昨日お伝えした通り、セレンはアルゼンチン大統領選挙でのミレイ氏の勝利について現地のエコノミストの意見を聞く機会を得た。議論の中で、意外にも「ドル化」が完全にネガティブと受け止められているわけではないという印象を受けた。

この背景には、中南米で経済のドル化が現実的に進行していることがある。アルゼンチンでは中古車の取引の80%がドルで行われているようだ。ベネズエラはハイパーインフレで2008年から2021年までの13年間で合計14桁のデノミを行った後、日用品も含めてドルで売買されるようになって経済がようやく回復した(それに伴い、ドルを求めてベネズエラから米国に難民が大量に押し寄せるようになり、政治問題化している。米国が10月にベネズエラの制裁解除に踏み切った背景には、石油の確保に加えて難民対策もある)。
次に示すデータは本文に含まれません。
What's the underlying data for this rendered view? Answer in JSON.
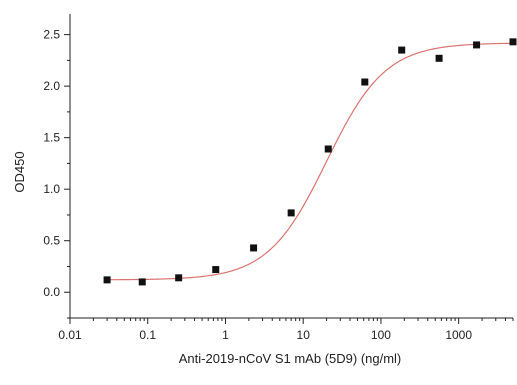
{
  "chart_data": {
    "type": "scatter",
    "title": "",
    "xlabel": "Anti-2019-nCoV S1 mAb (5D9) (ng/ml)",
    "ylabel": "OD450",
    "xscale": "log",
    "xlim": [
      0.01,
      5000
    ],
    "ylim": [
      -0.25,
      2.7
    ],
    "x_ticks": [
      0.01,
      0.1,
      1,
      10,
      100,
      1000
    ],
    "x_tick_labels": [
      "0.01",
      "0.1",
      "1",
      "10",
      "100",
      "1000"
    ],
    "y_ticks": [
      0.0,
      0.5,
      1.0,
      1.5,
      2.0,
      2.5
    ],
    "y_tick_labels": [
      "0.0",
      "0.5",
      "1.0",
      "1.5",
      "2.0",
      "2.5"
    ],
    "grid": false,
    "legend": "none",
    "series": [
      {
        "marker": "square",
        "color": "#111111",
        "points": [
          {
            "x": 0.03,
            "y": 0.12
          },
          {
            "x": 0.085,
            "y": 0.1
          },
          {
            "x": 0.25,
            "y": 0.14
          },
          {
            "x": 0.75,
            "y": 0.22
          },
          {
            "x": 2.3,
            "y": 0.43
          },
          {
            "x": 7.0,
            "y": 0.77
          },
          {
            "x": 21,
            "y": 1.39
          },
          {
            "x": 62,
            "y": 2.04
          },
          {
            "x": 185,
            "y": 2.35
          },
          {
            "x": 560,
            "y": 2.27
          },
          {
            "x": 1700,
            "y": 2.4
          },
          {
            "x": 5000,
            "y": 2.43
          }
        ]
      }
    ],
    "fit": {
      "type": "4PL",
      "color": "#d9746f",
      "bottom": 0.12,
      "top": 2.42,
      "ec50": 20,
      "hill": 1.15
    }
  }
}
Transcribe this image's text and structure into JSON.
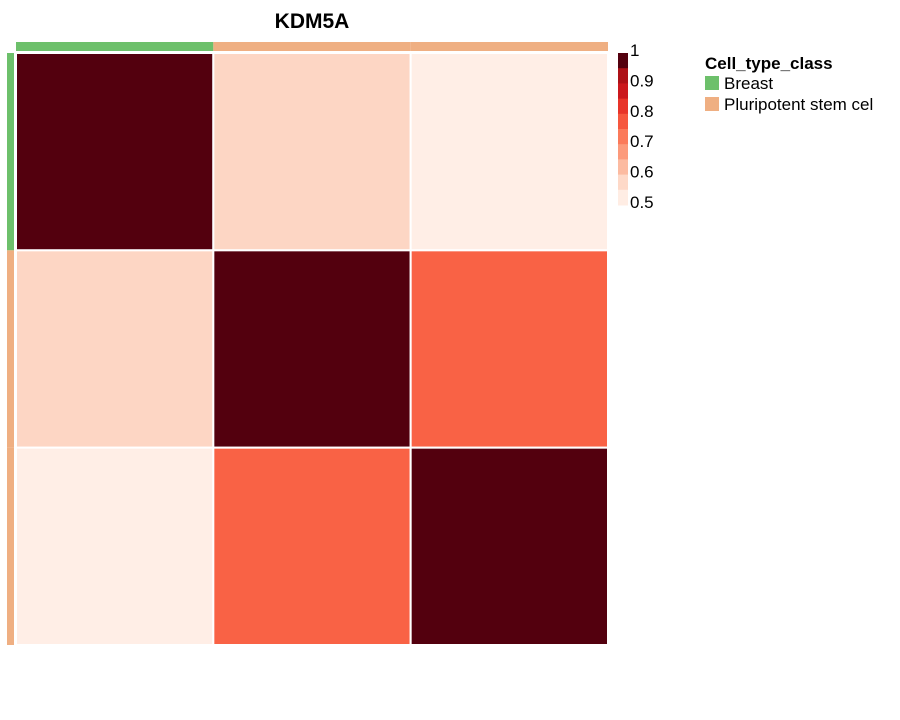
{
  "chart_data": {
    "type": "heatmap",
    "title": "KDM5A",
    "xlabel": "",
    "ylabel": "",
    "rows": 3,
    "cols": 3,
    "values": [
      [
        1.0,
        0.58,
        0.52
      ],
      [
        0.58,
        1.0,
        0.76
      ],
      [
        0.52,
        0.76,
        1.0
      ]
    ],
    "annotation": {
      "name": "Cell_type_class",
      "classes": [
        "Breast",
        "Pluripotent stem cell",
        "Pluripotent stem cell"
      ]
    },
    "colorbar": {
      "range": [
        0.5,
        1.0
      ],
      "ticks": [
        "1",
        "0.9",
        "0.8",
        "0.7",
        "0.6",
        "0.5"
      ],
      "tick_values": [
        1.0,
        0.9,
        0.8,
        0.7,
        0.6,
        0.5
      ],
      "palette": [
        "#FFF5F0",
        "#FEE0D2",
        "#FCBBA1",
        "#FC9272",
        "#FB6A4A",
        "#EF3B2C",
        "#CB181D",
        "#A50F15",
        "#67000D"
      ],
      "top_color": "#53000E"
    },
    "legend": {
      "title": "Cell_type_class",
      "entries": [
        {
          "label": "Breast",
          "color": "#6DC06B"
        },
        {
          "label": "Pluripotent stem cel",
          "color": "#EFAF82"
        }
      ],
      "position": "right"
    }
  }
}
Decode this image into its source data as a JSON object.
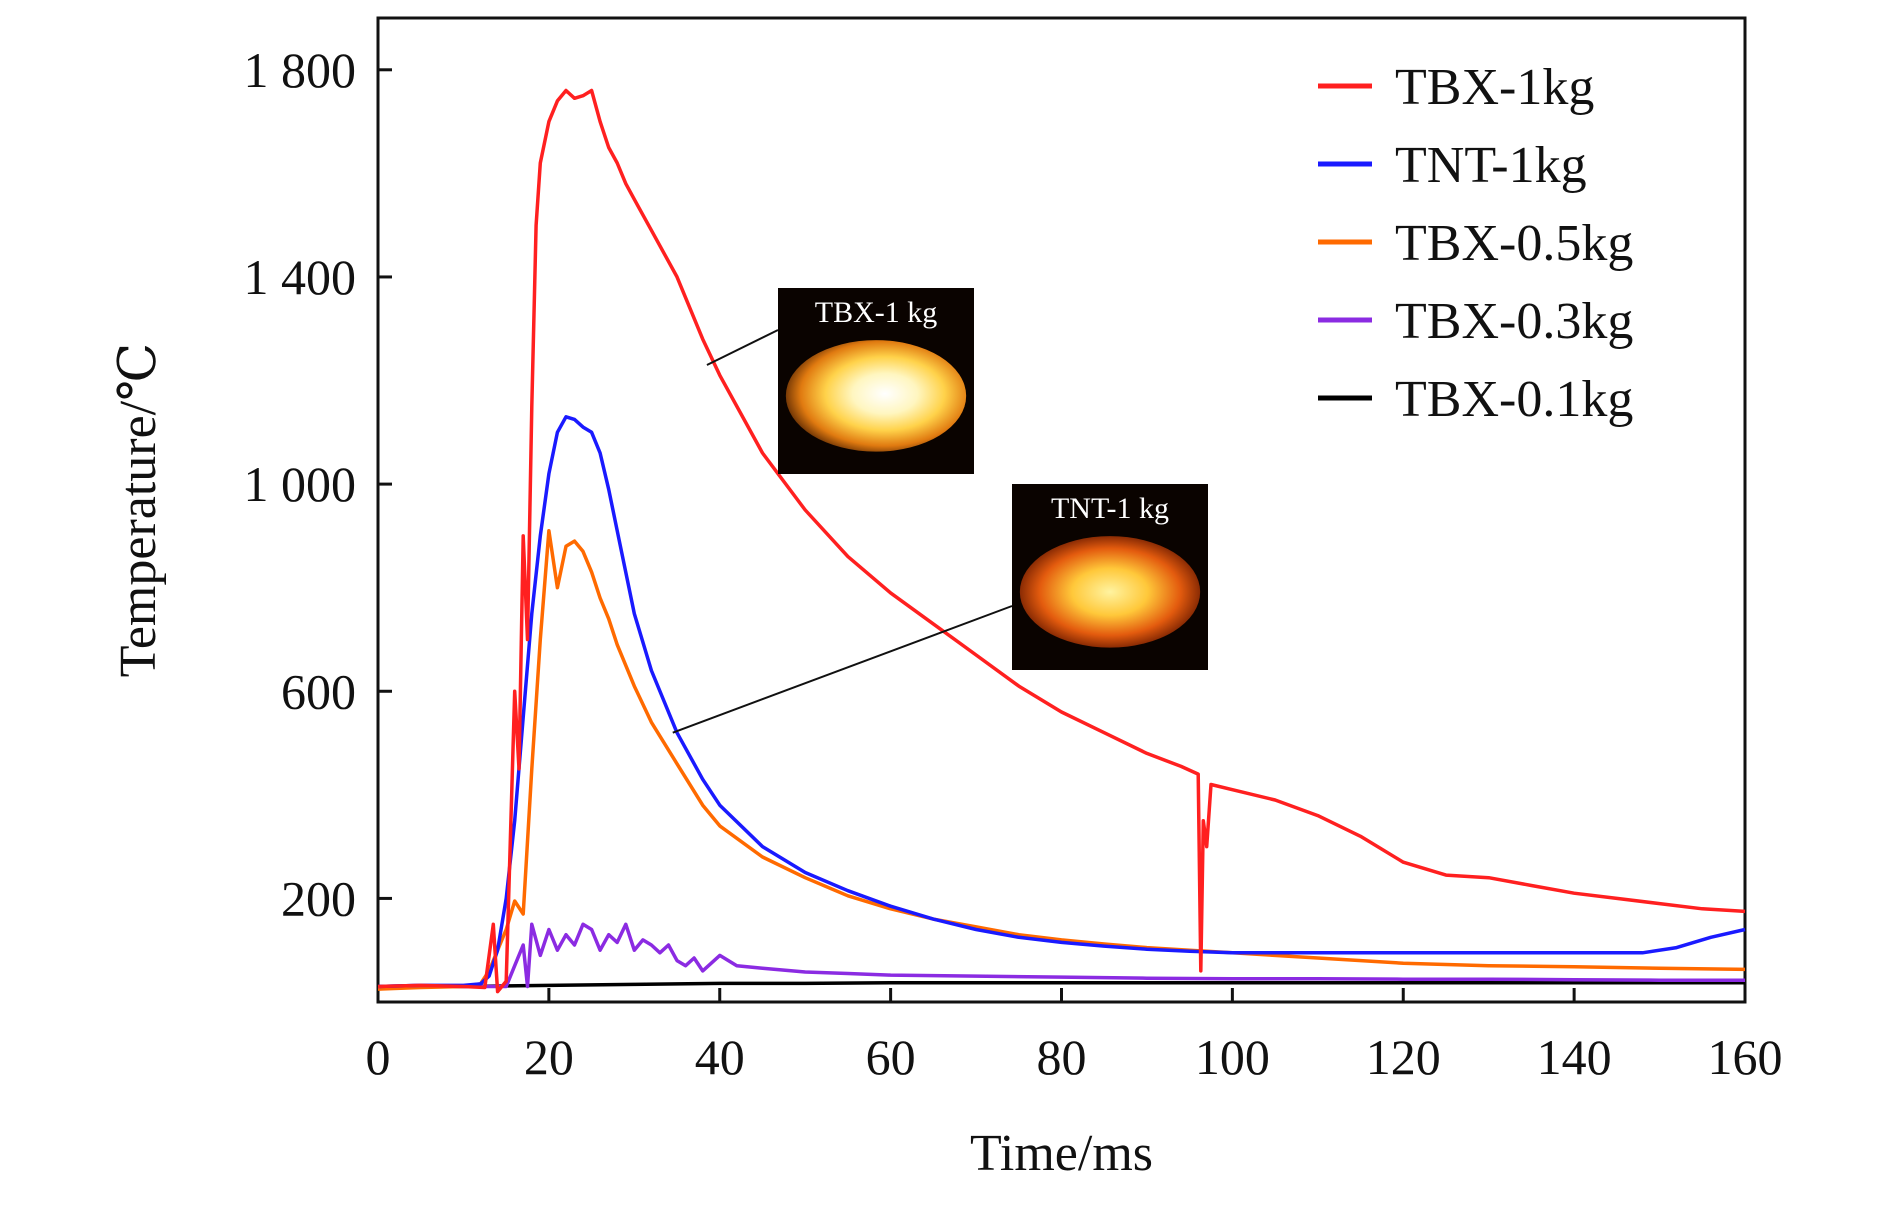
{
  "chart_data": {
    "type": "line",
    "xlabel": "Time/ms",
    "ylabel": "Temperature/℃",
    "xlim": [
      0,
      160
    ],
    "ylim": [
      0,
      1900
    ],
    "xticks": [
      0,
      20,
      40,
      60,
      80,
      100,
      120,
      140,
      160
    ],
    "yticks": [
      200,
      600,
      1000,
      1400,
      1800
    ],
    "ytick_labels": [
      "200",
      "600",
      "1 000",
      "1 400",
      "1 800"
    ],
    "grid": false,
    "legend_position": "top-right",
    "series": [
      {
        "name": "TBX-1kg",
        "color": "#ff2020",
        "points": [
          [
            0,
            30
          ],
          [
            5,
            32
          ],
          [
            10,
            30
          ],
          [
            12.5,
            28
          ],
          [
            13.5,
            150
          ],
          [
            14,
            20
          ],
          [
            15,
            40
          ],
          [
            16,
            600
          ],
          [
            16.5,
            450
          ],
          [
            17,
            900
          ],
          [
            17.5,
            700
          ],
          [
            18,
            1150
          ],
          [
            18.5,
            1500
          ],
          [
            19,
            1620
          ],
          [
            20,
            1700
          ],
          [
            21,
            1740
          ],
          [
            22,
            1760
          ],
          [
            23,
            1745
          ],
          [
            24,
            1750
          ],
          [
            25,
            1760
          ],
          [
            26,
            1700
          ],
          [
            27,
            1650
          ],
          [
            28,
            1620
          ],
          [
            29,
            1580
          ],
          [
            30,
            1550
          ],
          [
            32,
            1490
          ],
          [
            35,
            1400
          ],
          [
            38,
            1280
          ],
          [
            40,
            1210
          ],
          [
            45,
            1060
          ],
          [
            50,
            950
          ],
          [
            55,
            860
          ],
          [
            60,
            790
          ],
          [
            65,
            730
          ],
          [
            70,
            670
          ],
          [
            75,
            610
          ],
          [
            80,
            560
          ],
          [
            85,
            520
          ],
          [
            90,
            480
          ],
          [
            94,
            455
          ],
          [
            96,
            440
          ],
          [
            96.3,
            60
          ],
          [
            96.6,
            350
          ],
          [
            97,
            300
          ],
          [
            97.5,
            420
          ],
          [
            100,
            410
          ],
          [
            105,
            390
          ],
          [
            110,
            360
          ],
          [
            115,
            320
          ],
          [
            120,
            270
          ],
          [
            125,
            245
          ],
          [
            130,
            240
          ],
          [
            135,
            225
          ],
          [
            140,
            210
          ],
          [
            145,
            200
          ],
          [
            150,
            190
          ],
          [
            155,
            180
          ],
          [
            160,
            175
          ]
        ]
      },
      {
        "name": "TNT-1kg",
        "color": "#1a1aff",
        "points": [
          [
            0,
            30
          ],
          [
            5,
            32
          ],
          [
            10,
            32
          ],
          [
            12,
            35
          ],
          [
            13,
            50
          ],
          [
            14,
            100
          ],
          [
            15,
            200
          ],
          [
            16,
            350
          ],
          [
            17,
            550
          ],
          [
            18,
            750
          ],
          [
            19,
            900
          ],
          [
            20,
            1020
          ],
          [
            21,
            1100
          ],
          [
            22,
            1130
          ],
          [
            23,
            1125
          ],
          [
            24,
            1110
          ],
          [
            25,
            1100
          ],
          [
            26,
            1060
          ],
          [
            27,
            990
          ],
          [
            28,
            910
          ],
          [
            30,
            750
          ],
          [
            32,
            640
          ],
          [
            35,
            520
          ],
          [
            38,
            430
          ],
          [
            40,
            380
          ],
          [
            45,
            300
          ],
          [
            50,
            250
          ],
          [
            55,
            215
          ],
          [
            60,
            185
          ],
          [
            65,
            160
          ],
          [
            70,
            140
          ],
          [
            75,
            125
          ],
          [
            80,
            115
          ],
          [
            85,
            108
          ],
          [
            90,
            102
          ],
          [
            95,
            98
          ],
          [
            100,
            95
          ],
          [
            110,
            95
          ],
          [
            120,
            95
          ],
          [
            130,
            95
          ],
          [
            140,
            95
          ],
          [
            148,
            95
          ],
          [
            152,
            105
          ],
          [
            156,
            125
          ],
          [
            160,
            140
          ]
        ]
      },
      {
        "name": "TBX-0.5kg",
        "color": "#ff6a00",
        "points": [
          [
            0,
            25
          ],
          [
            5,
            28
          ],
          [
            10,
            30
          ],
          [
            12,
            35
          ],
          [
            13,
            60
          ],
          [
            14,
            100
          ],
          [
            15,
            140
          ],
          [
            16,
            195
          ],
          [
            17,
            170
          ],
          [
            18,
            450
          ],
          [
            19,
            700
          ],
          [
            20,
            910
          ],
          [
            21,
            800
          ],
          [
            22,
            880
          ],
          [
            23,
            890
          ],
          [
            24,
            870
          ],
          [
            25,
            830
          ],
          [
            26,
            780
          ],
          [
            27,
            740
          ],
          [
            28,
            690
          ],
          [
            30,
            610
          ],
          [
            32,
            540
          ],
          [
            35,
            460
          ],
          [
            38,
            380
          ],
          [
            40,
            340
          ],
          [
            45,
            280
          ],
          [
            50,
            240
          ],
          [
            55,
            205
          ],
          [
            60,
            180
          ],
          [
            65,
            160
          ],
          [
            70,
            145
          ],
          [
            75,
            130
          ],
          [
            80,
            120
          ],
          [
            85,
            112
          ],
          [
            90,
            105
          ],
          [
            95,
            100
          ],
          [
            100,
            95
          ],
          [
            110,
            85
          ],
          [
            120,
            75
          ],
          [
            130,
            70
          ],
          [
            140,
            68
          ],
          [
            150,
            65
          ],
          [
            160,
            63
          ]
        ]
      },
      {
        "name": "TBX-0.3kg",
        "color": "#8b2be2",
        "points": [
          [
            0,
            30
          ],
          [
            5,
            32
          ],
          [
            10,
            30
          ],
          [
            15,
            30
          ],
          [
            16,
            70
          ],
          [
            17,
            110
          ],
          [
            17.5,
            30
          ],
          [
            18,
            150
          ],
          [
            19,
            90
          ],
          [
            20,
            140
          ],
          [
            21,
            100
          ],
          [
            22,
            130
          ],
          [
            23,
            110
          ],
          [
            24,
            150
          ],
          [
            25,
            140
          ],
          [
            26,
            100
          ],
          [
            27,
            130
          ],
          [
            28,
            115
          ],
          [
            29,
            150
          ],
          [
            30,
            100
          ],
          [
            31,
            120
          ],
          [
            32,
            110
          ],
          [
            33,
            95
          ],
          [
            34,
            110
          ],
          [
            35,
            80
          ],
          [
            36,
            70
          ],
          [
            37,
            85
          ],
          [
            38,
            60
          ],
          [
            40,
            90
          ],
          [
            42,
            70
          ],
          [
            45,
            65
          ],
          [
            50,
            58
          ],
          [
            55,
            55
          ],
          [
            60,
            52
          ],
          [
            70,
            50
          ],
          [
            80,
            48
          ],
          [
            90,
            46
          ],
          [
            100,
            45
          ],
          [
            110,
            45
          ],
          [
            120,
            44
          ],
          [
            130,
            44
          ],
          [
            140,
            43
          ],
          [
            150,
            42
          ],
          [
            160,
            42
          ]
        ]
      },
      {
        "name": "TBX-0.1kg",
        "color": "#000000",
        "points": [
          [
            0,
            30
          ],
          [
            10,
            30
          ],
          [
            20,
            32
          ],
          [
            30,
            34
          ],
          [
            40,
            36
          ],
          [
            50,
            36
          ],
          [
            60,
            37
          ],
          [
            70,
            37
          ],
          [
            80,
            37
          ],
          [
            90,
            37
          ],
          [
            100,
            37
          ],
          [
            110,
            37
          ],
          [
            120,
            37
          ],
          [
            130,
            37
          ],
          [
            140,
            37
          ],
          [
            150,
            37
          ],
          [
            160,
            37
          ]
        ]
      }
    ],
    "insets": [
      {
        "label": "TBX-1 kg",
        "points_to": "TBX-1kg"
      },
      {
        "label": "TNT-1 kg",
        "points_to": "TNT-1kg"
      }
    ]
  }
}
それだけではなく、パナマ、エルサルバドル、エクアドルの3カ国は公式にドルを法定通貨としている。エクアドルは2000年に自国通貨スクレを放棄し、ドルを法定通貨とした。エクアドル中銀の現在の主要任務は、①国内での通貨の流通の保証、②経済の機能と健全性の監督、③外貨準備の保全・管理である。つまり、国内の流通に必要なだけのドルを確保して経済が円滑に機能するようにし、ドル資産を管理するのが仕事ということだ。